Many companies engage in corporate social responsibility (CSR) to improve their image. However, a study recently published in the prestigious Journal of Marketing reveals a dark side of CSR. Lead author and ESMT lecturer Johannes Habel explains what managers need in order to realize the full potential of their CSR engagement.
There is no disputing that CSR engagements such as donations and responsible practices offer many advantages. To illustrate, consider the fact that Microsoft donated more than $1 billion (!) to charitable causes in 2015. Beyond the benefits for society, companies such as Microsoft benefit from their CSR engagement themselves: Many studies show that customers feel a “warm glow” if their suppliers engage in CSR – which potentially strengthens customer loyalty and thus keeps suppliers’ cash registers ringing.
However, our new study shows that such beneficial outcomes are often not achieved. Together with my co-authors, Laura Marie Schons (Mannheim University), Sascha Alavi, and Jan Wieseke (Ruhr-University of Bochum), we analyzed data from more than 4,000 customers to understand more deeply how customers perceive suppliers that engage in CSR. Our findings should raise red flags for CSR and PR managers: Customers often believe that suppliers who engage in CSR charge unfair prices.
The reason for this suspicion is that CSR engagement often triggers uncalled-for thought processes. Customers tend to reflect on the costs of CSR engagement and ask themselves how suppliers cover these costs. An obvious answer to this question is that the suppliers factored these costs into their product prices. As a result, customers devalue these suppliers’ price fairness and become less loyal.

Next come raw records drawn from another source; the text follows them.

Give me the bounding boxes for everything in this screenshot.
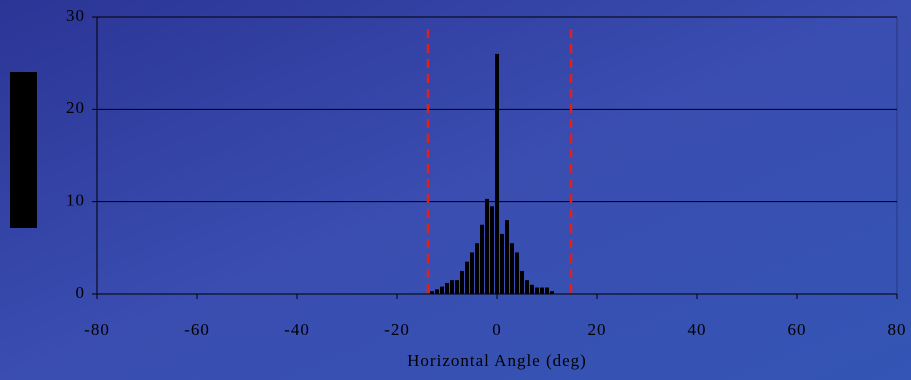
bar xyxy=(515,252,519,294)
y-tick-label: 0 xyxy=(76,283,86,302)
chart: Horizontal Angle (deg) 0 10 20 30 -80 -60 -40 -… xyxy=(0,0,911,380)
bar xyxy=(500,234,504,294)
y-tick-label: 20 xyxy=(66,98,85,117)
y-tick-label: 10 xyxy=(66,191,85,210)
bar xyxy=(550,291,554,294)
bar xyxy=(480,225,484,294)
x-tick-label: 40 xyxy=(688,320,707,339)
bar xyxy=(485,199,489,294)
x-tick-label: 60 xyxy=(788,320,807,339)
x-tick-label: -60 xyxy=(184,320,210,339)
x-axis-label: Horizontal Angle (deg) xyxy=(407,351,587,370)
x-tick-label: 80 xyxy=(888,320,907,339)
y-tick-label: 30 xyxy=(66,6,85,25)
bar xyxy=(535,288,539,294)
x-tick-label: -80 xyxy=(84,320,110,339)
bar xyxy=(525,280,529,294)
bar xyxy=(475,243,479,294)
x-tick-label: 0 xyxy=(492,320,502,339)
bar xyxy=(460,271,464,294)
background xyxy=(0,0,911,380)
bar xyxy=(495,54,499,294)
bar xyxy=(470,252,474,294)
bar xyxy=(445,283,449,294)
x-tick-label: 20 xyxy=(588,320,607,339)
bar xyxy=(430,291,434,294)
bar xyxy=(520,271,524,294)
bar xyxy=(440,287,444,294)
bar xyxy=(435,289,439,294)
x-tick-label: -40 xyxy=(284,320,310,339)
bar xyxy=(510,243,514,294)
bar xyxy=(505,220,509,294)
bar xyxy=(455,280,459,294)
bar xyxy=(465,262,469,294)
bar xyxy=(450,280,454,294)
bar xyxy=(540,288,544,294)
page: Horizontal Angle (deg) 0 10 20 30 -80 -60 -40 -… xyxy=(0,0,911,380)
y-axis-label-block xyxy=(10,72,37,228)
bar xyxy=(530,285,534,294)
bar xyxy=(490,206,494,294)
x-tick-label: -20 xyxy=(384,320,410,339)
bar xyxy=(545,288,549,294)
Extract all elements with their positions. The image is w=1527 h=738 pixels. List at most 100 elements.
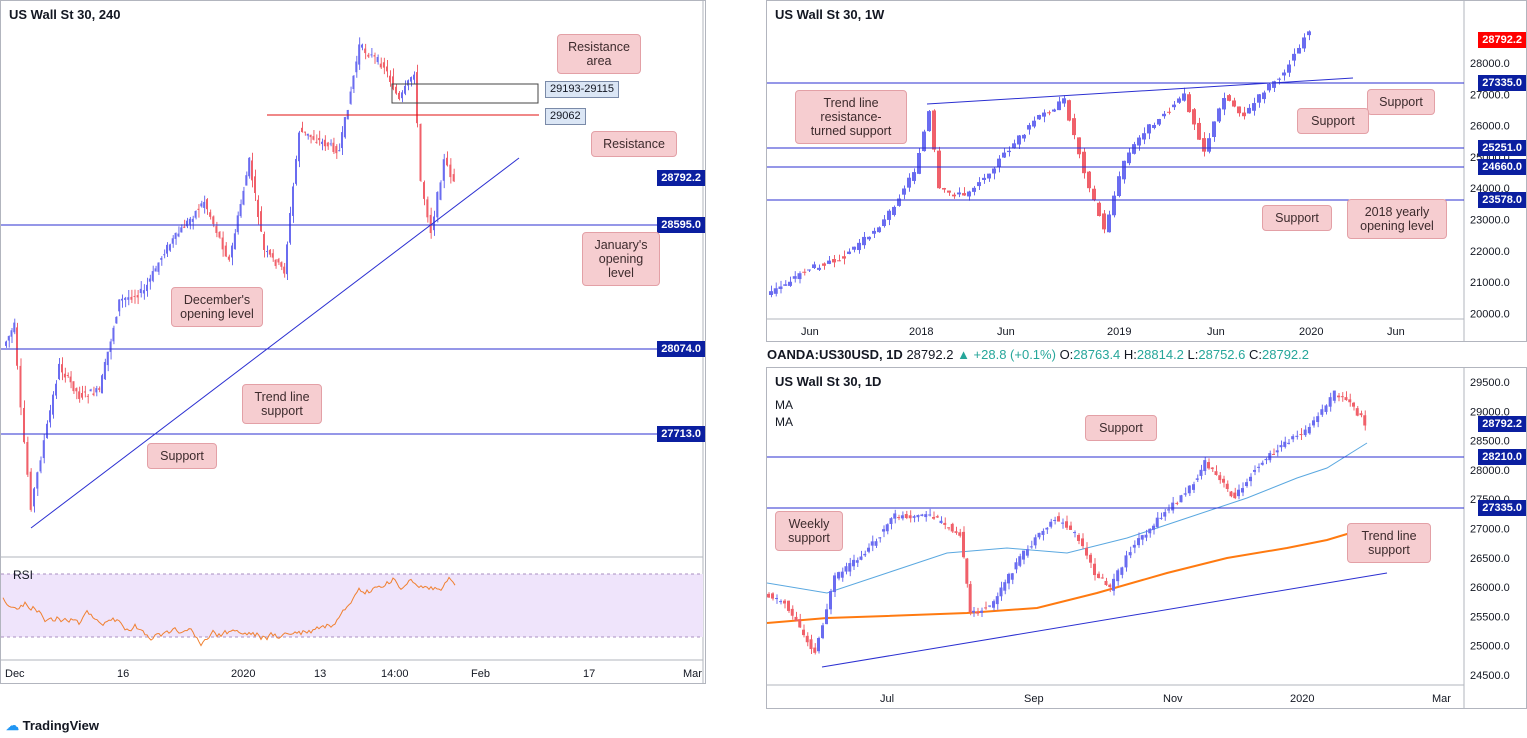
candle-body <box>89 389 92 392</box>
candle-body <box>1003 582 1007 591</box>
candle-body <box>1171 502 1175 511</box>
candle-body <box>376 57 379 63</box>
candle-body <box>962 193 966 196</box>
candle-body <box>186 220 188 227</box>
ohlc-l-label: L: <box>1187 347 1199 362</box>
trend-line-4h <box>30 157 520 529</box>
candle-body <box>855 560 859 563</box>
candle-body <box>1260 462 1264 465</box>
candle-body <box>1222 98 1226 110</box>
ohlc-low: 28752.6 <box>1198 347 1246 362</box>
chart-panel-4h[interactable]: 29400.029200.029000.028800.028600.028400… <box>0 0 706 684</box>
candle-body <box>174 232 177 239</box>
candle-body <box>1295 435 1299 437</box>
candle-body <box>1132 544 1136 548</box>
candle-body <box>1218 475 1222 481</box>
candle-body <box>33 488 35 507</box>
candle-body <box>248 157 251 177</box>
candle-body <box>822 263 826 266</box>
candle-body <box>778 286 783 290</box>
candle-body <box>1287 442 1290 444</box>
candle-body <box>398 92 400 100</box>
candle-body <box>1297 47 1301 54</box>
candle-body <box>1162 113 1166 117</box>
candle-body <box>1097 573 1100 578</box>
candle-body <box>301 127 303 133</box>
candle-body <box>1102 213 1106 230</box>
ohlc-c-label: C: <box>1249 347 1263 362</box>
candle-body <box>1082 151 1086 174</box>
callout-weekly-support: Weekly support <box>775 511 843 551</box>
candle-body <box>224 245 227 257</box>
candle-body <box>139 288 142 294</box>
price-box-27335-daily: 27335.0 <box>1478 500 1526 516</box>
candle-body <box>180 227 183 233</box>
chart-4h-canvas[interactable]: 29400.029200.029000.028800.028600.028400… <box>1 1 706 684</box>
date-tick: Dec <box>5 668 25 680</box>
candle-body <box>289 213 291 243</box>
candle-body <box>10 330 13 337</box>
candle-body <box>783 600 786 604</box>
price-axis-daily: 29500.029000.028500.028000.027500.027000… <box>1470 377 1510 682</box>
candle-body <box>837 572 840 579</box>
candle-body <box>982 177 986 180</box>
candle-body <box>1065 521 1068 528</box>
candle-body <box>1022 134 1026 139</box>
chart-panel-weekly[interactable]: 28000.0 27000.0 26000.0 25000.0 24000.0 23000… <box>766 0 1527 342</box>
candle-body <box>335 146 338 154</box>
candle-body <box>1037 115 1041 120</box>
candle-body <box>361 44 363 48</box>
candle-body <box>1022 550 1025 560</box>
callout-decembers-opening: December's opening level <box>171 287 263 327</box>
candle-body <box>847 251 851 254</box>
candle-body <box>436 192 439 218</box>
candle-body <box>1012 143 1016 149</box>
candle-body <box>133 295 136 297</box>
candle-body <box>878 537 882 539</box>
chart-weekly-canvas[interactable]: 28000.027000.026000.025000.024000.023000… <box>767 1 1527 342</box>
candle-body <box>1127 152 1131 164</box>
tradingview-logo[interactable]: ☁ TradingView <box>6 718 99 734</box>
candle-body <box>160 257 163 260</box>
candle-body <box>5 341 7 346</box>
candle-body <box>1267 83 1271 91</box>
candle-body <box>439 182 442 200</box>
candle-body <box>1203 460 1207 472</box>
candle-body <box>1312 420 1315 426</box>
candle-body <box>23 407 25 443</box>
candle-body <box>1237 489 1240 497</box>
chart-panel-daily[interactable]: 29500.029000.028500.028000.027500.027000… <box>766 367 1527 709</box>
candle-body <box>379 63 382 68</box>
candle-body <box>341 132 343 149</box>
candle-body <box>1172 104 1176 108</box>
candle-body <box>857 242 861 251</box>
candle-body <box>13 322 16 333</box>
callout-support-low: Support <box>1262 205 1332 231</box>
date-tick: 2019 <box>1107 326 1131 338</box>
candle-body <box>358 44 361 65</box>
candle-body <box>922 131 926 152</box>
candle-body <box>1155 517 1159 528</box>
candle-body <box>58 363 60 380</box>
price-tick: 22000.0 <box>1470 246 1510 258</box>
chart-title-4h: US Wall St 30, 240 <box>9 7 121 22</box>
candle-body <box>1032 120 1036 127</box>
candle-body <box>52 394 54 415</box>
candle-body <box>1210 467 1214 470</box>
candle-body <box>825 609 828 625</box>
candle-body <box>1233 492 1237 499</box>
candle-body <box>987 173 991 179</box>
candle-body <box>1045 527 1049 530</box>
candle-body <box>1352 402 1355 407</box>
chart-daily-canvas[interactable]: 29500.029000.028500.028000.027500.027000… <box>767 368 1527 709</box>
candle-body <box>882 529 885 532</box>
candle-body <box>1287 64 1291 73</box>
candle-body <box>1107 214 1111 233</box>
price-tick: 29500.0 <box>1470 377 1510 389</box>
candle-body <box>1037 532 1041 538</box>
candle-body <box>426 199 429 218</box>
candle-body <box>1027 125 1031 130</box>
candle-body <box>283 266 286 274</box>
candle-body <box>1077 534 1080 541</box>
candle-body <box>1152 525 1155 530</box>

To prevent CSR engagement from backfiring in this way, our study provides two recommendations for managers. First, managers need to make sure that their customers believe that a supplier’s CSR engagement results from a genuine concern for society rather than from the supplier’s egoistic objective to improve its image. In this case, customers are not only far less likely to engage in any detrimental thought processes, but they are also likely to evaluate a supplier’s price fairness more positively. The reason is that, in this case, customers experience the abovementioned “warm glow,” which leads them to perceive their suppliers’ prices through rose-colored glasses.
Admittedly, convincing customers of one’s genuine concern for society may be difficult. Therefore, a second strategy to counter customers’ detrimental thought processes is to explain where the budget for the CSR engagement stems from. For example, if a supplier communicates that it finances its CSR engagement from its profits – which, interestingly, is always true – customers will be less inclined to think that the supplier marked up its prices, and thus they will not devalue the supplier’s price fairness. This communication strategy ensures that CSR engagement not only benefits society but also helps in realizing its potential for the customer–supplier relationship.